Las desamortizaciones tenían precedentes, pero el grueso de las operaciones se efectuaron en el reinado de Isabel II, concentrándose en dos grandes bloques, escribe el historiador Antonio Domínguez Ortiz. “La desamortización eclesiástica de Mendizábal y la civil de Madoz, y si la primera se ha hecho más famosa por su carga ideológica y por los destrozos enormes que acarreó a nuestro patrimonio artístico y documental, la segunda tuvo mayores y más nefastas consecuencias para la población rural; la venta de los bienes de propios y baldíos, unida a la generalización de los cerramientos de fincas, la prohibición de antiquísimos usos de aprovechamiento colectivo (espigueo, rastrojera), la decadencia de la enfiteusis y otras formas jurídicas en beneficio de un concepto muy cerrado de la propiedad individual agravaron la situación del campesinado modesto hasta límites extremos, con la agravante de que aquellos centros benéficos (hospitales, asilos), que tradicionalmente acogían a los desheredados, también sufrían las consecuencias de las desamortizaciones, y la Iglesia ya no estaba en condiciones de prodigar limosnas. En las propias ciudades, especuladores y burgueses se beneficiaron del régimen liberal, mientras el nivel de vida de los desheredados se mantenía muy bajo, e incluso descendía, si ello era posible. La mendicidad, el bandolerismo y el contrabando con múltiples repercusiones, incluso artísticas y literarias, proliferaron, sobre todo en el sur. La España romántica no se concibe sin la estampa del bandolero que con su trabuco despoja a los viajeros. El contrabando tomó una extensión increíble, sobre todo en dos ramos, el tabaco y los textiles; era un negocio en el que participaban personajes de todo rango, y que tomó visos políticos porque los fabricantes catalanes se quejaban de la competencia de los tejidos ingleses y reclamaban no sólo la represión del contrabando, sino la defensa legal por medio de leyes proteccionistas; fue uno de los motivos de su oposición a Espartero, anglófilo impenitente”.
“Tradicionalmente la ciudad, si por una parte esquilmaba al campo, por otra ayudaba en períodos de crisis con sus limosnas y asilos a los que acudían a ella. Este equilibrio se quebró al empobrecerse tanto la Iglesia como los ayuntamientos con las desamortizaciones”.

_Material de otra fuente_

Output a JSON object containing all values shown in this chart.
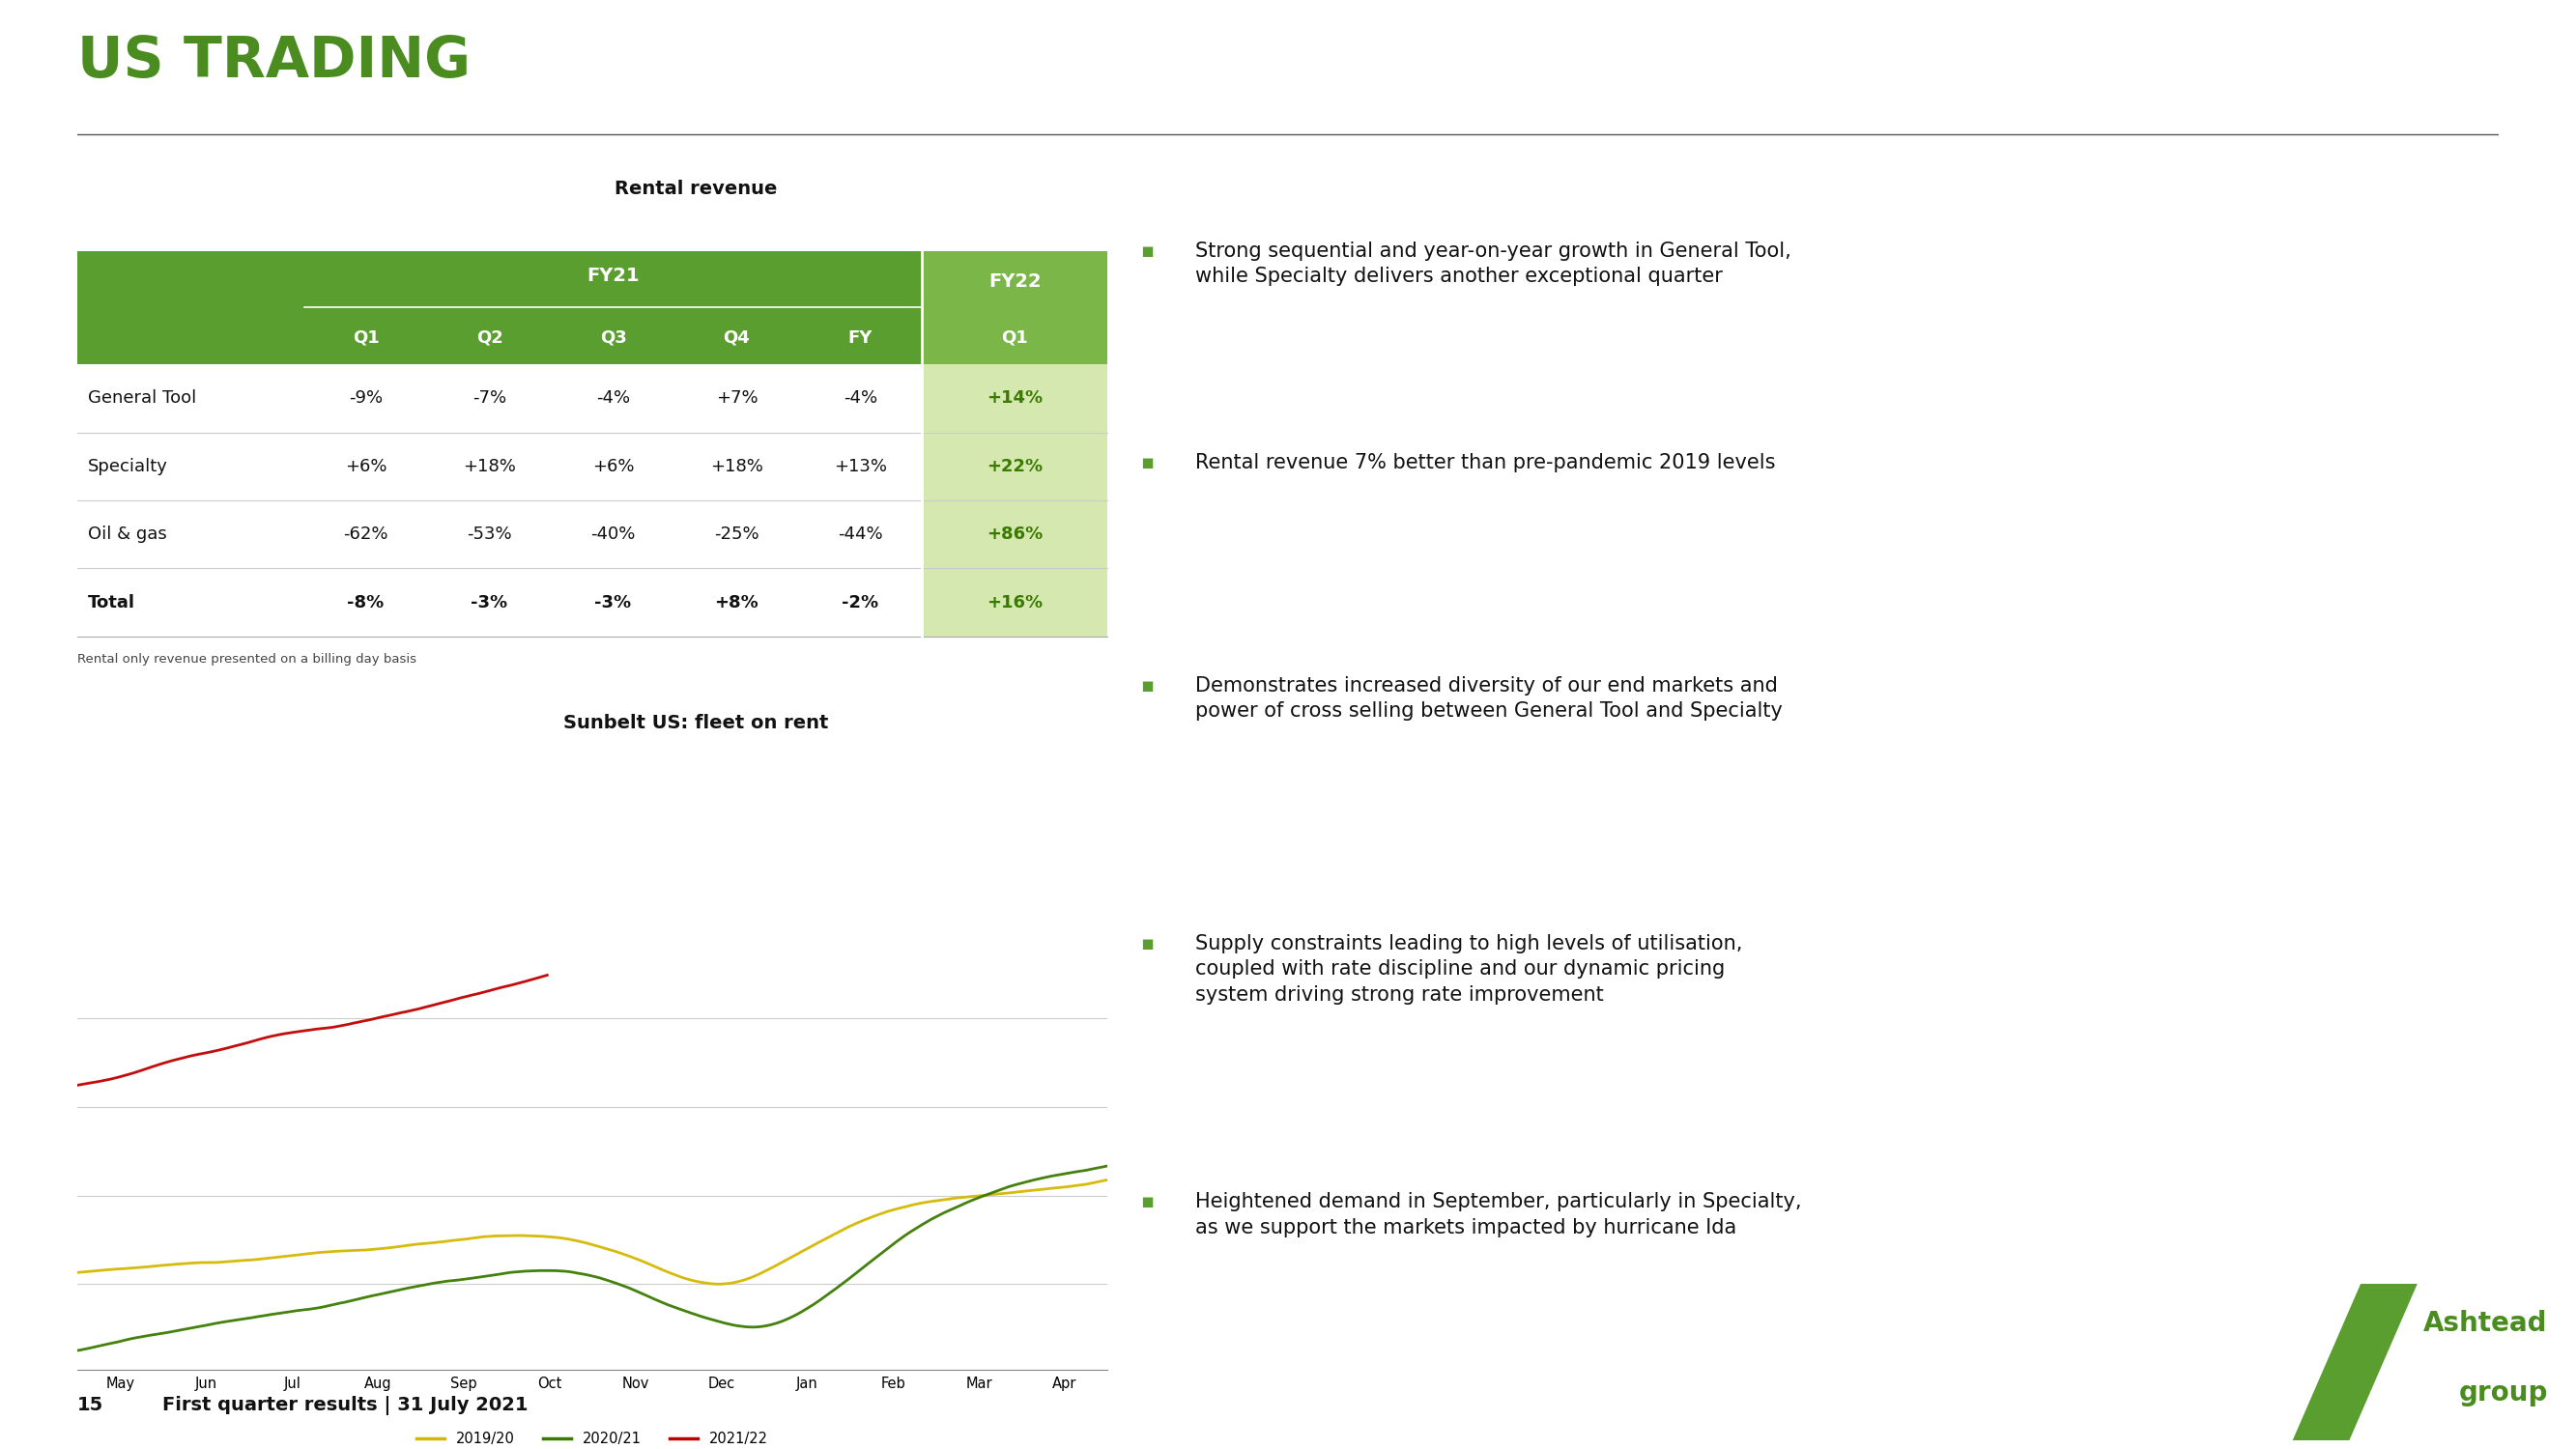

lunes, 22 de julio de 2019

La desamortización de Álvarez Mendizábal

La desamortización de Álvarez Mendizábal (1836-1837) afectó únicamente a los terrenos del clero regular, las órdenes religiosas, por lo que la Iglesia lo excomulgó, así como a los compradores de dichas tierras.

La desamortización fracasó en su intento de obtener una distribución más justa de la tierra y la mayoría de los bienes enajenados a la Iglesia pasaron a manos de grandes propietarios. La división de los lotes de tierra se encomendó a comisiones municipales y éstas, aliadas con los oligarcas adinerados, manipularon el sistema creando grandes lotes que fueron comprados por nobles terratenientes y burgueses ricos, con lo que no se creó la clase media que se pretendía.

En esta época se impulsaron cultivos que han pervivido hasta nuestros días, como el olivo en Andalucía o la naranja en Valencia. Empezó a elaborarse el cava en Cataluña a gran escala y la industria del azúcar basada en la remolacha se desarrolló en el Valle del Ebro y Andalucía.